Government

Bill to Reduce Fed Control Over Florida's Water Issues Passes House Committee

By: Allison Nielsen | Posted: March 31, 2014 5:40 PM
Jimmy Patronis

Jimmy Patronis

A permitting bill sponsored by Rep. Jimmy Patronis, R-Panama City, passed through the House Agricultural and Natural Resources Committee meeting Monday, moving the bill one step closer to reducing government control of wetlands, springs and stormwater protections in Florida.

The bill passed the committee 8-4.

The goal of HB 703 is to eliminate duplicate regulation. Hydrologists, engineers, wetlands specialists and others within the state claim state standards currently in place are more than enough to protect businesses, residents and the environment. But Patronis said it costs too much in time, money and frustration to add a local layer of regulation that often comes without scientific justification.

On Monday, many legislators on the committee expressed a desire for further revisions to the bill, which Patronis seemed happy to make. The bill has enjoyed support from Associated Industries of Florida, the Florida Chamber of Commerce, as well as the Florida Farm Bureau Federation.

A companion bill in the Senate, SB 1464, sponsored by Sen. Wilton Simpson, R-Trilby, has been zipping its way through that chamber after Simpson filed it at the end of February.

The bills haven’t been met without opposition, however. Several groups, including Audubon Florida, 1000 Friends of Florida and Reef Relief, have made it clear they don’t support where Patronis’ bill is headed.

Progress Florida has even started an online petition in opposition to the bill.

“Please don’t leave the local decision-making out of the equation,” said Amy Datz of the Florida Climate Institute, speaking against the bill. “This legislation is bad ... for the health and well-being of our environment. We can’t depend on [the Department of Environmental Protection] to protect us.”

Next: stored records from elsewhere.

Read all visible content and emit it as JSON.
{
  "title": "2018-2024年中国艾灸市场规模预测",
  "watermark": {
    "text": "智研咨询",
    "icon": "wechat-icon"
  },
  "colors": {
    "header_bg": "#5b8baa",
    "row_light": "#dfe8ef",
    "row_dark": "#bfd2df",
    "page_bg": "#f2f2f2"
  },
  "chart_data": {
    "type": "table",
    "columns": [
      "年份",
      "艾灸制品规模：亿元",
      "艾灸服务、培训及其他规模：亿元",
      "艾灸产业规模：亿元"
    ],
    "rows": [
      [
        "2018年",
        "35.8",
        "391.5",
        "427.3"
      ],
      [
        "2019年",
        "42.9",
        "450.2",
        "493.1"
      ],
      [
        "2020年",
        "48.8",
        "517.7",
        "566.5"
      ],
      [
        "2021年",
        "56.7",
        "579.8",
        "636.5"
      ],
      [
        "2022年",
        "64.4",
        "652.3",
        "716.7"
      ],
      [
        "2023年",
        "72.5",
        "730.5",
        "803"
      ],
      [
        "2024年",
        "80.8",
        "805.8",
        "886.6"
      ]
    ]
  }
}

Also at issue in the bill is Section 6, which would provide for water use permits of up to 30 years for larger developments and up to 50 years for landowners who participate in water storage programs.

"We wouldn't want this to negatively impact the Everglades," said Audubon of Florida’s Mary Jane Young.

Patronis fully acknowledged his bill was a work in progress, noting several times during the meeting that there were still further revisions to be made. The bill has two more committee stops to make before it heads to the House floor.



Reach Tampa-based reporter Allison Nielsen at Allison@sunshinestatenews.com or follow her on Twitter at @AllisonNielsen. 
 



Comments (3)

Frank
2:34PM APR 1ST 2014
Yes, yes, clearly the article proves the article's headline of "Bill to Reduce Fed Control Over Florida's Water Issues" . . . . . at least to those to whom facts, logic and English don't matter . . . like how the bill affects FEDERAL actions at all . . . . . I guess that's just to be expected on SSN . . . . a home of partisan FoxNoise style written truthiness . . . . . .

Pathetic . . . .
Michael
10:54AM APR 1ST 2014
Maybe Senator Patronis can be put in charge of Florida's waters.
LDouglas
8:18AM APR 1ST 2014
If it passes, at least we'll have names and faces of who to blame if we don't see any measurable improvement to our waters by each election.

He may enjoy support for his bill now but if the status quo remains or our waters get worse, he and his supporters may not enjoy the campaign signs that will go up in front of every polluted body of water. "This water courtesy of Rep. Patronis, etc., the Associated Industries of Florida, the Florida Chamber of Commerce, and the Florida Farm Bureau Federation".